Eligibility criteria
After conducting the search, two reviewers removed duplicates and screened the titles and abstracts independently. All potentially relevant references were evaluated detailedly to determine their eligibility. Studies meeting the following inclusion criteria were included in this meta-analysis: (1) randomized controlled trials (RCTs) or non-randomized studies; (2) evaluated the association between MetS and pancreatic cancer risk; (3) reported relative risk (RR) and a 95% confidence interval (CI) or provided data for their calculation. Articles were excluded if they were: (1) reviews, letters, editorials and case reports; (2) studies without appropriate data that could be extracted or calculated. For multiple publications from the same population, only the most comprehensive ones were included. Any disagreements in study selection were settled by discussion between the two reviewers and, if needed, in consultation with a third reviewer.
Data extraction and quality assessment
Data was extracted by two reviewers independently. The following data were collected from each study: publication data (ie, first author’s name, publication year, and study location), study design, sample size, definition of MetS, follow-up, RR and 95% CI, and adjusting factors. When multiple estimates of effect (RR) were presented, the most adjusted one was extracted; when adjusted estimate was not available, crude estimate was extracted. Studies reporting different measures of RR, including odds ratio, hazard ratio, and standardized incidence ratio, were included in this meta-analysis. Actually, these effect measures yield similar estimates of RR because of the low prevalence of pancreatic cancer.

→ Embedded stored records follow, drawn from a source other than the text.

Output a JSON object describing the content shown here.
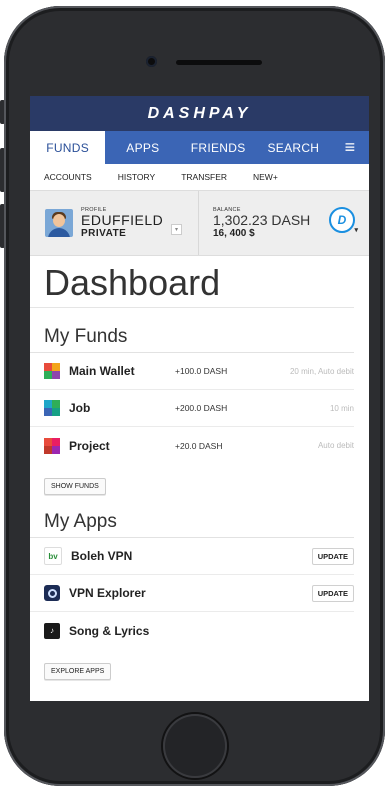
{
  "brand": "DASHPAY",
  "tabs": [
    {
      "label": "FUNDS",
      "active": true
    },
    {
      "label": "APPS",
      "active": false
    },
    {
      "label": "FRIENDS",
      "active": false
    },
    {
      "label": "SEARCH",
      "active": false
    }
  ],
  "menu_icon": "≡",
  "subnav": [
    "ACCOUNTS",
    "HISTORY",
    "TRANSFER",
    "NEW+"
  ],
  "profile": {
    "caption": "PROFILE",
    "name": "EDUFFIELD",
    "visibility": "PRIVATE"
  },
  "balance": {
    "caption": "BALANCE",
    "dash": "1,302.23 DASH",
    "usd": "16, 400 $"
  },
  "page_title": "Dashboard",
  "funds": {
    "heading": "My Funds",
    "items": [
      {
        "name": "Main Wallet",
        "amount": "+100.0 DASH",
        "meta": "20 min, Auto debit"
      },
      {
        "name": "Job",
        "amount": "+200.0 DASH",
        "meta": "10 min"
      },
      {
        "name": "Project",
        "amount": "+20.0 DASH",
        "meta": "Auto debit"
      }
    ],
    "button": "SHOW FUNDS"
  },
  "apps": {
    "heading": "My Apps",
    "items": [
      {
        "name": "Boleh VPN",
        "action": "UPDATE",
        "icon_text": "bv"
      },
      {
        "name": "VPN Explorer",
        "action": "UPDATE",
        "icon_text": ""
      },
      {
        "name": "Song & Lyrics",
        "action": "",
        "icon_text": "♪"
      }
    ],
    "button": "EXPLORE APPS"
  }
}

The methodological quality of included studies was evaluated by three reviewers independently. Since all included studies were non-randomized studies, their methodological quality was assessed using the Newcastle–Ottawa scale (NOS) [51], which uses a star system ranging from 0 to 9 stars. Studies that awarded 7 or more stars were considered high quality.
Statistical analysis
The RRs from individual eligible studies were combined to give a pooled RR. The Chi-square (χ2, or Chi2) and I2 test were used to measure heterogeneity. When significant heterogeneity (p value < 0.10 or I2 > 50 %) was found, a random-effects model was used to calculate the pooled effect; otherwise, a fixed-effects model was applied. To assess the stability of the results, we performed the leave-one-out sensitivity analysis. Publication bias was not evaluated in this meta-analysis given the limited number of studies [52, 53]. All analyses were performed using Stata version 12.0 software (Stata Corporation, College Station, TX). For all tests, a two-sided p value less than 0.05 was considered statistically significant.
CONFLICTS OF INTEREST
The authors declare that they have no conflicts of interest.
FUNDING
This study was funded by Harbin Medical University Research and Development Project of scientific achievement transformation, the mechanism of CircRNA in the pathogenesis of colorectal cancer (No. 3002310000132).